While buy-to-let landlords are using these incorporated structures for their own portfolios, this set-up isn't for everyone.
But when you invest, through a crowdfunding platform, you are free from these worries. The changes to mortgage relief, do not affect investors who choose this route. And more so, investors through Property Partner, do not need to worry about maintenance costs, management costs and void period as these are factored in before the ROI is calculated by the the platform's managers.
Finishing off the conversation, Rob and Marshall explore the motives behind and the implications of the government's move to make traditional property investing less profitable.
What will Buying a Property Look Like in 10 Years Time?
The only thing certain, is change. From one perspective the property industry is shifting very quickly and yet, from another, it can appear glacial in its speed-of-response to market requirements and to technology.
And yet we can rest-assured that in ten years buying a property will look very different and that routes-to-investment will likely be more diverse.
When you look at advances over the last ten years, trying to predict the next ten, should seem like a futile exercise. Smartphones, even, were in their infancy back then so what the future holds, we can say, is nothing more than mist.
Yet there are a few candles we can hold to the darkness.

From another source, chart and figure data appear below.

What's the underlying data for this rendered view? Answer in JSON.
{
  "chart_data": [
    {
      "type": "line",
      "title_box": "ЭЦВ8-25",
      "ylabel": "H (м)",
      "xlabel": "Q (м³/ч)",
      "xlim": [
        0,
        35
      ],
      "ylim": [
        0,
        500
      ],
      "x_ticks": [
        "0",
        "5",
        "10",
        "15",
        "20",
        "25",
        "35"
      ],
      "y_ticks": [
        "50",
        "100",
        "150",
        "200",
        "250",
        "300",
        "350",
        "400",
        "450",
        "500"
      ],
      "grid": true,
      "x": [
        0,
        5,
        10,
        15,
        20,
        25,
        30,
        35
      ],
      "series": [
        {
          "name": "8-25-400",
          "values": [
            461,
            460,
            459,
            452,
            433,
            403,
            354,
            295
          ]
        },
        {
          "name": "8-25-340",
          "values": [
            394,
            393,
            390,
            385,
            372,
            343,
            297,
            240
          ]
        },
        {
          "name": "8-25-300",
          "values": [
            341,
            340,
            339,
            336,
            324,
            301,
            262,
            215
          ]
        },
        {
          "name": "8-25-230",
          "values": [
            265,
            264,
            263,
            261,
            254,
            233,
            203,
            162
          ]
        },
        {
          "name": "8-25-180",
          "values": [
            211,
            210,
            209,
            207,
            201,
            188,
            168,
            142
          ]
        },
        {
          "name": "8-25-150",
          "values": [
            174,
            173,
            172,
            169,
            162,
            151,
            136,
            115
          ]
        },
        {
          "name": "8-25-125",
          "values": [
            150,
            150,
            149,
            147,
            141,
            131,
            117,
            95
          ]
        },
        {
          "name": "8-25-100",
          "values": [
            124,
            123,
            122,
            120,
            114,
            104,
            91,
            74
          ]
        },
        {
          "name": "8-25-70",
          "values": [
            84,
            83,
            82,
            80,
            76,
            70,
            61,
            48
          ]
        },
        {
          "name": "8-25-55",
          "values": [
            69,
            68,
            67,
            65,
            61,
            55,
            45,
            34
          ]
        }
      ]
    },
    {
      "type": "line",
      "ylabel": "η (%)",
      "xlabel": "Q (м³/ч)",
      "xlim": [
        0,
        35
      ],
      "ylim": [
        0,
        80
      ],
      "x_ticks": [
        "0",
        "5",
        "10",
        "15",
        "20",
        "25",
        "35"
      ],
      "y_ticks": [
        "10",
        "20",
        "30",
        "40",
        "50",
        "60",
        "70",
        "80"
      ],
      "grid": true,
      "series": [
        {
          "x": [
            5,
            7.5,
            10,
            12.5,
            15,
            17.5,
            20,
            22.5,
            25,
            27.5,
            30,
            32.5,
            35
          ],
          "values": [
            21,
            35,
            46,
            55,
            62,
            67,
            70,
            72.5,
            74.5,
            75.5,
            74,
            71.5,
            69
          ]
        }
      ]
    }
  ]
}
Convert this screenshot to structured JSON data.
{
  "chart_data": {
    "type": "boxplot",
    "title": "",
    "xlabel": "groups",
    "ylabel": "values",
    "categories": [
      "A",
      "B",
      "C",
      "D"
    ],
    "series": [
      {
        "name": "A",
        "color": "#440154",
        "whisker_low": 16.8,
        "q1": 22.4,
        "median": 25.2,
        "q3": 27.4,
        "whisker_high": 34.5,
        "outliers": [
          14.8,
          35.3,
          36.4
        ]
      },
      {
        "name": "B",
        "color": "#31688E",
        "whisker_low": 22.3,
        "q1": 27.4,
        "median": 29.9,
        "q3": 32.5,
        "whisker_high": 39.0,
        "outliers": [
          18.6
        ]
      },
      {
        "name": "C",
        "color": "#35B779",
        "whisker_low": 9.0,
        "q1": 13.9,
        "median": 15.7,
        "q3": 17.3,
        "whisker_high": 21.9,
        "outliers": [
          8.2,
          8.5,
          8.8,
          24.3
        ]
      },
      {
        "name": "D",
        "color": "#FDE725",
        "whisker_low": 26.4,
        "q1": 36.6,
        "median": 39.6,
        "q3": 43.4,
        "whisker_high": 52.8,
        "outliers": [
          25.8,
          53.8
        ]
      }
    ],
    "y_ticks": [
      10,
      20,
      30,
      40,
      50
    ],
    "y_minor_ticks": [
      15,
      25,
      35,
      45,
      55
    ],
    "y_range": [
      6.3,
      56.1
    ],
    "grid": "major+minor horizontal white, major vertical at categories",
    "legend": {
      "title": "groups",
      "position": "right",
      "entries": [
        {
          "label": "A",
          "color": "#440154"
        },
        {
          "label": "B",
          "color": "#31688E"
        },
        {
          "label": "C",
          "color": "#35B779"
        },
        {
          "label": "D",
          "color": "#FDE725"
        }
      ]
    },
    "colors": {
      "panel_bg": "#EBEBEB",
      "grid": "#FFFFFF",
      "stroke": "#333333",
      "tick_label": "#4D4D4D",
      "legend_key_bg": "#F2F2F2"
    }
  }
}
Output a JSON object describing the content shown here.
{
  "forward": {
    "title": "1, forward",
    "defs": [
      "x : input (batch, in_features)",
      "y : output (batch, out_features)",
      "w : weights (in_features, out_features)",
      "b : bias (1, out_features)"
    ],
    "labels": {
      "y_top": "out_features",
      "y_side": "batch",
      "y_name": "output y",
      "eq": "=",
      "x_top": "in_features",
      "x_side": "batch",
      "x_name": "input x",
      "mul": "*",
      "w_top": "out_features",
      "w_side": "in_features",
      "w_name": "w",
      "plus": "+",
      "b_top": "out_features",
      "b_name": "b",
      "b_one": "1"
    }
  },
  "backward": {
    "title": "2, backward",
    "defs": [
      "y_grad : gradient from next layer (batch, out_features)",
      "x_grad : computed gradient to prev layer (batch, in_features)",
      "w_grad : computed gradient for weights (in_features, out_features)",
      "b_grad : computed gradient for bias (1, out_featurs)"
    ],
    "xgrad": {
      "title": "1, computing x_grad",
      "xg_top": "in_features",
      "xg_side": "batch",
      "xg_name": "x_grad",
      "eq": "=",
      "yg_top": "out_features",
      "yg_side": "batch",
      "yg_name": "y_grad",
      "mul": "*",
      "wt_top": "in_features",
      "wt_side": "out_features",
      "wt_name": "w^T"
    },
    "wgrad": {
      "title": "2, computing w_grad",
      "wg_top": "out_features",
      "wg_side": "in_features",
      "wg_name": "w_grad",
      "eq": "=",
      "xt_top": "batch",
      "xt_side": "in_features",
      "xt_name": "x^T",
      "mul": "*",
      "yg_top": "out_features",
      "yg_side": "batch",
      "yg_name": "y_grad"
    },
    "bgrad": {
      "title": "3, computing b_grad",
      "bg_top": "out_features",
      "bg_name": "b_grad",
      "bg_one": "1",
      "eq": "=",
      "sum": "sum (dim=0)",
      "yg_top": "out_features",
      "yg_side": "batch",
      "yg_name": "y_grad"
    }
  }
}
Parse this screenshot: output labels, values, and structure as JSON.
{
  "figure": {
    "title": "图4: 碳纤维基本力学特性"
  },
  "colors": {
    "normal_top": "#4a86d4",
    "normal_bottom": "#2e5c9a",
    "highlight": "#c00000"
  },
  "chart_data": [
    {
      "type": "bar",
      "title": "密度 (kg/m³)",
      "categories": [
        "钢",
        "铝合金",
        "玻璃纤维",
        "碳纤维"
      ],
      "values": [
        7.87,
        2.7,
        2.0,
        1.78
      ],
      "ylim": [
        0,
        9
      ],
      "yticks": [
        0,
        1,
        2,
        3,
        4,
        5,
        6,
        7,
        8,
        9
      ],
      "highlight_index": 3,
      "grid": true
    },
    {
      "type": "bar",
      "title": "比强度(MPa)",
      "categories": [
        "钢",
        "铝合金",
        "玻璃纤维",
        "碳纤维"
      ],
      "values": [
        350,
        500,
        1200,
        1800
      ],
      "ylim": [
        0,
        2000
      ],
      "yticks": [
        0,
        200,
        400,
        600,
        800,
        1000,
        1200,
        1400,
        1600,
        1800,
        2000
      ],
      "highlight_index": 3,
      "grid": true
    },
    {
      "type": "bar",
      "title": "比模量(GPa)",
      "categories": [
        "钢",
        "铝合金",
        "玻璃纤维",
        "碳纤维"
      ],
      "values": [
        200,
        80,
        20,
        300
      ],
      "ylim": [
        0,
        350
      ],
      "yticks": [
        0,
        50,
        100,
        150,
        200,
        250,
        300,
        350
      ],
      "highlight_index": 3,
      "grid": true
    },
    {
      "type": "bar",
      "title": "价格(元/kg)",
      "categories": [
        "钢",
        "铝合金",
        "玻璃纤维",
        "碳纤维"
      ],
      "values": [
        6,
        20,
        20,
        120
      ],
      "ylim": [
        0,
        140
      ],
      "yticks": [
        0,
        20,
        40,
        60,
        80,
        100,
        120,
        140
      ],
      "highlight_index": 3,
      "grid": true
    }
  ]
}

One area, however, where we can be fairly sure of positive change, is in conveyancing. Whether it's blockchain technology usurping many of the practical functions of the Land Registry or simply a speeding up of the process through modernisation, transacting property is likely to become quicker with more trust built into the system.
And it is likely that crowdfunding on primary and secondary markets will also have a role to play. There is a logic to the process which is hard to argue with, which, when combined with a potential for adding to a democratisation of the market, makes it feel inevitable.
Yet, of course, only time will tell.